Em 4 de janeiro de 2017, o vereador de Salvador Jorge Aleluia apresentou a PL nº 01/17, nomeada “Programa Escola Sem Partido”. Consta no projeto de lei, diversas barreiras para as ações das professoras e professores em sala de aula, diante disso a proposta foi apelidada de “lei da mordaça”.
No artº 3, que delimita as funções dos professores, afirma que “ao tratar de questões políticas, socioculturais e econômicas, apresentará aos alunos, de forma justa, as PRINCIPAIS VERSÕES, TEORIAS, OPINIÕES e perspectivas concorrentes a respeito”. A partir dessa afirmação, é interessante deixar evidente que o simples fato de se limitar a palavra “principal” para a discussão já nos traz uma perspectiva perigosa e assustadora, vide que o educador não tem a obrigação de repercutir o senso comum e reforçar os estereótipos de uma sociedade racista, machista e LGBTTfóbica. É evidente de que as versões, teorias e opiniões que são consideradas como principais na história do país, é relacionada àquelas narrativas vinda de homens brancos, universitários e eurocêntricos. A partir disso, limitar o discurso do educadores às principais versões, teorias e opiniões é reforçar o epistemicidio, e o silenciamento de argumentos contra hegemônicos, que trazem novas narrativas para as salas de aula.
O epistemicídio é um fenômeno que age por meio da deslegitimação e desvalorização do conhecimento relacionado e produzido pela população negra, pela negação ou ocultamento das contribuições do Continente Africano ao patrimônio cultural da humanidade e pelo embranquecimento, a partir da imposição histórica e cultural.

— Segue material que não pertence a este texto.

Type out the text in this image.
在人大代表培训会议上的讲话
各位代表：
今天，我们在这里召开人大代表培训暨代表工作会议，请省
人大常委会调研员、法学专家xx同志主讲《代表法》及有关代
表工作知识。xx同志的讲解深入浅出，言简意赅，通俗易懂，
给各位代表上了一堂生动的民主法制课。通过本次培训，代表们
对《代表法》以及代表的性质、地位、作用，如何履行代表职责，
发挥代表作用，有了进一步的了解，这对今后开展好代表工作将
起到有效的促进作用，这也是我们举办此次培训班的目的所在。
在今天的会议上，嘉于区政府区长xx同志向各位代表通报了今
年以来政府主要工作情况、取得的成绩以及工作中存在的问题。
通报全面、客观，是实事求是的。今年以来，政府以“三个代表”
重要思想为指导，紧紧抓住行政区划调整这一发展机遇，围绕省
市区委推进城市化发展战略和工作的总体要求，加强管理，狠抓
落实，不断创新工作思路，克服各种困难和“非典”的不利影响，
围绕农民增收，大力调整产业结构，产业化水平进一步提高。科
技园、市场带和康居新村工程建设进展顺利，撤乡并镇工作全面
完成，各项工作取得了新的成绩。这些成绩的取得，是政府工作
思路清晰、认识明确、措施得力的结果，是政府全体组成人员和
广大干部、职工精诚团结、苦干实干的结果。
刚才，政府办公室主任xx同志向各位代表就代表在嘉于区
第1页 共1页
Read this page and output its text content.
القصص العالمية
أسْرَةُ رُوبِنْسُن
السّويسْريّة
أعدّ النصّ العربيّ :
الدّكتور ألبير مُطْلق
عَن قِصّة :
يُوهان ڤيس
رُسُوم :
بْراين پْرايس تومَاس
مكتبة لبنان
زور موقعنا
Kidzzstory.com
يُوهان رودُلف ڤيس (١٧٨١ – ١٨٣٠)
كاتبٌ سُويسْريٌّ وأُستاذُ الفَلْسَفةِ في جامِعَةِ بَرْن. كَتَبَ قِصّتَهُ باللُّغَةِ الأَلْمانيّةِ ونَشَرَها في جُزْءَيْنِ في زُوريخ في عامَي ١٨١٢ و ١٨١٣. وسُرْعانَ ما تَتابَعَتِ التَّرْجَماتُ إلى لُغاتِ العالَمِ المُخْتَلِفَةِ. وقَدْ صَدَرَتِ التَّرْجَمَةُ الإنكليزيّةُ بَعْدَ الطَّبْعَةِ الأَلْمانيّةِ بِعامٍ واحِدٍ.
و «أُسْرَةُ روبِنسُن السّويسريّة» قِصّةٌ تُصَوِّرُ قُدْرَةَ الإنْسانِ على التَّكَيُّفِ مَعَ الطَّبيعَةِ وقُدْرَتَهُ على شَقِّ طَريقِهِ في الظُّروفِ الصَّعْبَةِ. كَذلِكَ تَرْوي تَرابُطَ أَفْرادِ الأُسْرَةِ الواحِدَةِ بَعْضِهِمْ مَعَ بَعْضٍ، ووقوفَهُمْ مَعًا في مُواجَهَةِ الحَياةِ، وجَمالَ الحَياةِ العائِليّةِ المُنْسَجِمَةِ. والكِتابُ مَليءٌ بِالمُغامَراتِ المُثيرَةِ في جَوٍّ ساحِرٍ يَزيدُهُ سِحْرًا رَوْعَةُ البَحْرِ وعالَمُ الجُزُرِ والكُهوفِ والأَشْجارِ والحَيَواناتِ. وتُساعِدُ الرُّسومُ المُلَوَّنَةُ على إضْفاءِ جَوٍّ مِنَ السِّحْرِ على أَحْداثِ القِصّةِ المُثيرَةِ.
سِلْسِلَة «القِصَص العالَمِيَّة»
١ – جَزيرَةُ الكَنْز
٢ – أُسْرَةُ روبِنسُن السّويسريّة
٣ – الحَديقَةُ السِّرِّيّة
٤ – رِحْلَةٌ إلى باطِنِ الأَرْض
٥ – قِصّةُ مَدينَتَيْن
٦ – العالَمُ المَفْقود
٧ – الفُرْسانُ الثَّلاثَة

A partir disso, entendo que essa proposta de lei é um reforço ao epistemícidio por querer pautar a neutralidade a partir da hegemonia em um contexto educacional que pouco discute as produções da comunidade negra.
É necessário o entendimento de que o educador tem como função garantir a livre e democrática manifestação de diversas e diferentes versões sobre o mundo, a partir das construções e experiência de cada um, procurando ao máximo dialogar por uma sociedade com mais equidade e respeito. A partir disso, “a livre manifestação de pensamento” deve ser respeitada e endossada. O que o projeto de lei da mordaça traz para os professores, é o aprisionamento de idéias e novas construções para as escolas de Salvador.
Segundo a justificativa do vereador, essa proposta almeja “... buscar o verdadeiro ensino e ensinar de forma neutra...”. A perspectiva de neutralidade na justificativa não dialoga com o respeito ao pluralismo de idéias e as diversas formas de se lidar com a educação e a pedagogia, além disso esquece-se nesse projeto que as pessoas agem, são e pensam de formas diferentes e que impedir essas colocações e ações é pautada através do silenciamento e de uma perspectiva antidemocrática.
No início desta semana, a hashtag #meuprofessorracista se popularizou em redes sociais como o Facebook e o Twitter.
A mobilização virtual surgiu a partir de um episódio ocorrido na Faculdade de Filosofia, Letras e Ciências Humanas (FFLCH) da Universidade de São Paulo (USP). Em carta aberta, o coletivo Ocupação Preta relata que, durante uma discussão em aula, uma professora da faculdade teria abordado com chacota assuntos relacionados às relações raciais e Monteiro Lobato. A partir disso, a hashtag viralizou e diversos relatos de jovens que quando criança escutaram frases racistas dos professores e professores foram expostos, deixando claro que ações racistas é cotidiano nas escolas por ser algo estrutural que necessita de muitas lutas e resistência para ser superada. Diante disso é importante reiterar que o “Programa Escola Sem Partido” vem na função de fortalecer ações hegemônicas e enfraquecer as mobilizações a favor de uma sociedade mais democrática, respeitosa e menos racista.